Red shoes. Red shoes are dangerous and alluring. Red shoes dance you to delight and oblivion and madness. There’s a Hans Christian Andersen fairy tale called The Red Shoes, a 1940’s British film starring Moira Shearer called Red Shoes and a book by Carmel Bird called Red Shoes. David Bowie in ‘Let’s Dance’ implores his lover to put on her red shoes and dance the blues…etc, etc, etc. I was a hulking fourteen-year-old, in Form 3 at Karingal High School, wearing grey flares and a red top and making the debut of those bloody red shoes at the Pancake Parlour in Bourke Street and there was no delight or delirium to speak of that night. That is why, when I see from time to time the rebirth of seventies fashion – platform and wedge heels, flares, skinny-knit jumpers, tiny shrunken cardigans, the dolly-cut, smocks, shirring…need I go on? – I am not tempted: I was there the first time. But enough about me…

Some of my other Fashion Victims were real people – like Isadora Duncan, strangled by her scarf in a car accident in the South of France, and the 146 Triangle Shirtwaist Company workers who were locked into their workrooms on the top floors of a ten-storey New York building and died when fire broke out. Others were made up. Like Mlle Adele Derriere entering rooms sideways due to the width of her panniers, and Lady Gertrude Gormless squeezed breathless by her extreme corsetry.

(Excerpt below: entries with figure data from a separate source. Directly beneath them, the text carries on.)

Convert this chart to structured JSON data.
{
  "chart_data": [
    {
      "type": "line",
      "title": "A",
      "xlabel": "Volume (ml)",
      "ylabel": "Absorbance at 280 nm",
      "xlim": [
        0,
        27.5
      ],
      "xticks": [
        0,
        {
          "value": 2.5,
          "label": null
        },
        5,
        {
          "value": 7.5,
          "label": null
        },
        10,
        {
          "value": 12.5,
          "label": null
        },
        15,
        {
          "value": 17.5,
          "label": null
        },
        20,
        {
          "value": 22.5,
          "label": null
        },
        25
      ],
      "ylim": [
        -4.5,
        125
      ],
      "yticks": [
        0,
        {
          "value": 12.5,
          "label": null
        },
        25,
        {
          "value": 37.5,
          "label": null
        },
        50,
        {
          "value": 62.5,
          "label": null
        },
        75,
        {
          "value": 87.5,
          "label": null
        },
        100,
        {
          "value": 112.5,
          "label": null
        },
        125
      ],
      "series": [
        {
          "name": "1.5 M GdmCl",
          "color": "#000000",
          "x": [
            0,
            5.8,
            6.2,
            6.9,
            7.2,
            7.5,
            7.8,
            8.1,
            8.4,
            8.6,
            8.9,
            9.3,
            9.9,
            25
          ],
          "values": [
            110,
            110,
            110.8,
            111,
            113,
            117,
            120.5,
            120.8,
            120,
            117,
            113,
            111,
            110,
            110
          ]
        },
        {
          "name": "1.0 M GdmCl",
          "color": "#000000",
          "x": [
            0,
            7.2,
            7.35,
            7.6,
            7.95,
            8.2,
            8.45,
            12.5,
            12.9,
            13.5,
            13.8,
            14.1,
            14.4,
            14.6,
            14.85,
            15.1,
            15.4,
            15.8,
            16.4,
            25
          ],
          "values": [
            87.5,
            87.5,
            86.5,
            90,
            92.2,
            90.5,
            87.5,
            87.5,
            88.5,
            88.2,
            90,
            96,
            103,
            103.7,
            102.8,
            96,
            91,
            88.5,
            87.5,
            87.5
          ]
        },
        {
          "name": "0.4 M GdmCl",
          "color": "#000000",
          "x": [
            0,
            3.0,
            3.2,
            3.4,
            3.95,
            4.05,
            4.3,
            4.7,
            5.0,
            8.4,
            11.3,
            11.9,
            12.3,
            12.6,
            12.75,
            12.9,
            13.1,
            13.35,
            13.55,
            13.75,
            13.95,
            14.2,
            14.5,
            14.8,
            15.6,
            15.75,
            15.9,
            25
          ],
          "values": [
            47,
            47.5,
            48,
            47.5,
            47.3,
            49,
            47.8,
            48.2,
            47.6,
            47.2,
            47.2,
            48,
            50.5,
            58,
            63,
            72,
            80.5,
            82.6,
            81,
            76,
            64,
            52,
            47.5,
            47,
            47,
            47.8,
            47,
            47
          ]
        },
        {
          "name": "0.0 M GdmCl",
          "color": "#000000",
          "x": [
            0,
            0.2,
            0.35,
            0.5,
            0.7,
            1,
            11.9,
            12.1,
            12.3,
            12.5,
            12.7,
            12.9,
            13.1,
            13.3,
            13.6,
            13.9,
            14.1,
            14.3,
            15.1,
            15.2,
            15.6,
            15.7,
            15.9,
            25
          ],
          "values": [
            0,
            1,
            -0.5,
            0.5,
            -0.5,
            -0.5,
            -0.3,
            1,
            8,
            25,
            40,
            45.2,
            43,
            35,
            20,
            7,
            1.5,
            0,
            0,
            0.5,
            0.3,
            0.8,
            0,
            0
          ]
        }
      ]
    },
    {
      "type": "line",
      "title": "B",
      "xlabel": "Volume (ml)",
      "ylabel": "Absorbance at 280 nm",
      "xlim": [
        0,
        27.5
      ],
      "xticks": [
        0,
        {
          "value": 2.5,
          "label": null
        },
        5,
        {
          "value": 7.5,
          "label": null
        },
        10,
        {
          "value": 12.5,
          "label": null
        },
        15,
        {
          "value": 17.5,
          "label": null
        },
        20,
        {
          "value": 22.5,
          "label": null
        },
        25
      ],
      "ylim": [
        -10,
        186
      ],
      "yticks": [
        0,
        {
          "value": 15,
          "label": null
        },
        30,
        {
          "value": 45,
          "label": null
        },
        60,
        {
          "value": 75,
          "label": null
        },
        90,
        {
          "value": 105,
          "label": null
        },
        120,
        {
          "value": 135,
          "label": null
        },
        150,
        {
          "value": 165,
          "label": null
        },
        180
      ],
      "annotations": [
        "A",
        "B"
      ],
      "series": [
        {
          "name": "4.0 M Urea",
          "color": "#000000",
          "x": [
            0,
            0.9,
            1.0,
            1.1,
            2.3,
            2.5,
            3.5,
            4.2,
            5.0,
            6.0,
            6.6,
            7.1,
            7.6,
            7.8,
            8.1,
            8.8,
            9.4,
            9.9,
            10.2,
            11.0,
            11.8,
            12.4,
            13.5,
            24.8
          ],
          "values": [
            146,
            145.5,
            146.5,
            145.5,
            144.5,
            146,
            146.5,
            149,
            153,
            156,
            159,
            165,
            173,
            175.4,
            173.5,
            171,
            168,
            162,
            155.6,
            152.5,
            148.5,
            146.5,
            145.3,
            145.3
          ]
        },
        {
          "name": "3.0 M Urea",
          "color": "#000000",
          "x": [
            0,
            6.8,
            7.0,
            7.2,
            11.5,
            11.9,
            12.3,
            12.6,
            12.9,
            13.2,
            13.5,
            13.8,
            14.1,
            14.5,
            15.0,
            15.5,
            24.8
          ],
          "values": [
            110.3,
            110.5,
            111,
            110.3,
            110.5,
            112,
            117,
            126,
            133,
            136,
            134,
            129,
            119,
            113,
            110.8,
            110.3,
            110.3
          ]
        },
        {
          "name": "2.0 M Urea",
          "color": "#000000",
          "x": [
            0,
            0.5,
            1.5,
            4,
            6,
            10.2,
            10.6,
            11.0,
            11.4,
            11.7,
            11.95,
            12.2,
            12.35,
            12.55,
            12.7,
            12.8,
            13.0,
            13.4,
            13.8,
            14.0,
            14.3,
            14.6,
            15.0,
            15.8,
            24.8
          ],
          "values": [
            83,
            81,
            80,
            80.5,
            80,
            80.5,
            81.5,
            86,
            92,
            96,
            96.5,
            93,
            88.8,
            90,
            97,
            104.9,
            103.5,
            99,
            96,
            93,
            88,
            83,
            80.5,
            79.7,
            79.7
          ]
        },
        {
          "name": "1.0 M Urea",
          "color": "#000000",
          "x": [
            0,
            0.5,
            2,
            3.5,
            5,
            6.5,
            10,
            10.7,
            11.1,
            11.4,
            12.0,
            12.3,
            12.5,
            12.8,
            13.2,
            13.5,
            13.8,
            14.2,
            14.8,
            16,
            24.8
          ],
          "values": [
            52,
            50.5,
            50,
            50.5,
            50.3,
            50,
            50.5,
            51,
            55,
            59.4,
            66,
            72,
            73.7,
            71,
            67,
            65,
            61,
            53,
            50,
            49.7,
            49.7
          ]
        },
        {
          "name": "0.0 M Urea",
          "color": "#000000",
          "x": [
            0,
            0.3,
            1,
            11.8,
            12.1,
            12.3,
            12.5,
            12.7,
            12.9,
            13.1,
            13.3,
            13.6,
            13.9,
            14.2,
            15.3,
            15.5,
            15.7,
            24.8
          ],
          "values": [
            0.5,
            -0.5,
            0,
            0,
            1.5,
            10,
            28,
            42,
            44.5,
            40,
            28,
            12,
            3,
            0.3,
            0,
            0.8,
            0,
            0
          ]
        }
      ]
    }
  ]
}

The book is a bit of fun, and I enjoyed the research enormously. I used the library, bought a few books (like the fantastic Encyclopedia of World Costume by Doreen Yarwood full of her adorably awkward black and white pen illustrations) and Googled. Googling was great, but I had a few surprises. Typing in ‘Beaver Trade’ was not a good idea. ‘History North American Fur Trade’ got results much more appropriate to the dear little kiddies.

A&U got Queenland illustrator Gregory Rogers to do the illustrations. I thought they were perfect. And here’s a little story about illustrators, authors and the six degrees of separation.

A very pleasant man walked into the bookshop where I work, and was chatting to the owner. He and his partner were on holidays, staying with a friend, looking around… He’d just had a picture story book published, he told us. And another coming out soon from Allen & Unwin.

“So do I,” I chimed in.

‘It’s called Fashion Can Be Fatal, ” he said.

You could have knocked me down with a feather boa. “I wrote it!” I said. Mutual amazement ensued. How’s that for coincidence?